Nós pensamos que isto acontece para partidarizarem as Forças Armadas de Defesa de Moçambique. Alguns foram colocados, para disfarçarem, foram colocados como assessores de alguma coisita, em postos que na orgânica militar não existem. Não têm, desde então, qualquer espécie de actividade.
Há apenas umas duas ou quatro excepções para fazer parecer que as FADM não são da Frelimo.
Casos concretos recordamos o Major General Olímpio Cardoso, vice-chefe do Estado-Maior General das FADM, e o Major General Raul Luís Dick, comandante nacional da Força Aérea que não tem nenhuma actividade.
Estes dois estão no activo e foram da Renamo. São a excepção à regra.
A nossa questão central é a exclusão dos ex-guerrilheiros da Renamo e de novo a partidarização das Forças Armadas, acrescenta Maquival e prossegue:
A questão principal é que se está a voltar a criar as FAM-FPLM, exército partidário da Frelimo anterior aos Acordos de Paz. E com esta e muitas outras estão a voltar às mesmas razões que nos levaram a fazer a Guerra Civil.

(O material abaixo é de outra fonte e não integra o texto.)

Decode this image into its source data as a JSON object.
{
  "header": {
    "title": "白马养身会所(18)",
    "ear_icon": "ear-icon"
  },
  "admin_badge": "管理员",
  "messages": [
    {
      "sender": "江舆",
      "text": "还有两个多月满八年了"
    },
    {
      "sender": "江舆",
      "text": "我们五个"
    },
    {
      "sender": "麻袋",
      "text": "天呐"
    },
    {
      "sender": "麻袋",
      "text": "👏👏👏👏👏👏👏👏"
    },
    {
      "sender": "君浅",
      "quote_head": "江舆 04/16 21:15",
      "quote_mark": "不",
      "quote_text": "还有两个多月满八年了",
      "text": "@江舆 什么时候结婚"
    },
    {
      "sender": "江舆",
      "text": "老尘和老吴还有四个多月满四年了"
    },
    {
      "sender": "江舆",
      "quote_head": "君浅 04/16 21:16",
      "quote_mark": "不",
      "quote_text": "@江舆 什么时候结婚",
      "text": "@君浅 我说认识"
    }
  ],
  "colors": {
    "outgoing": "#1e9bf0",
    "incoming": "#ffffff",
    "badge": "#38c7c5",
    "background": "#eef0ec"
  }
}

Quando ouvimos na TVM, há dias, Marcelino dos Santos a dizer que não conseguia até hoje perceber por que razão a Frelimo não venceu a Renamo no teatro da guerra, deixou-nos ainda mais nervosos a pensar que toda esta exclusão tem o objectivo de destruir a Renamo, observa Maquival. Tudo isto que está a acontecer viola o Acordo de Paz e a própria reconciliação nacional.
É a Frelimo a declarar-nos guerra. Esta nossa situação põe-nos muito nervosos.
Estão nestas circunstâncias, inclusive nas províncias, centenas de oficiais subalternos, superiores e oficiais generais.
Não estamos a chorar, estamos a avisar
“E note bem que não estamos a chorar. Agora já estamos a avisar.
Não falta muito, teremos de dizer às nossas famílias: Pronto! Acabou!
Não há outra coisa a fazer!...”
O quê? – perguntámos. A mímica da resposta deixou-nos preocupados. A troca de olhares foi suficiente…
As esposas destes ex-combatentes das forças de guerrilha da Renamo também foram guerrilheiras durante a Guerra Civil.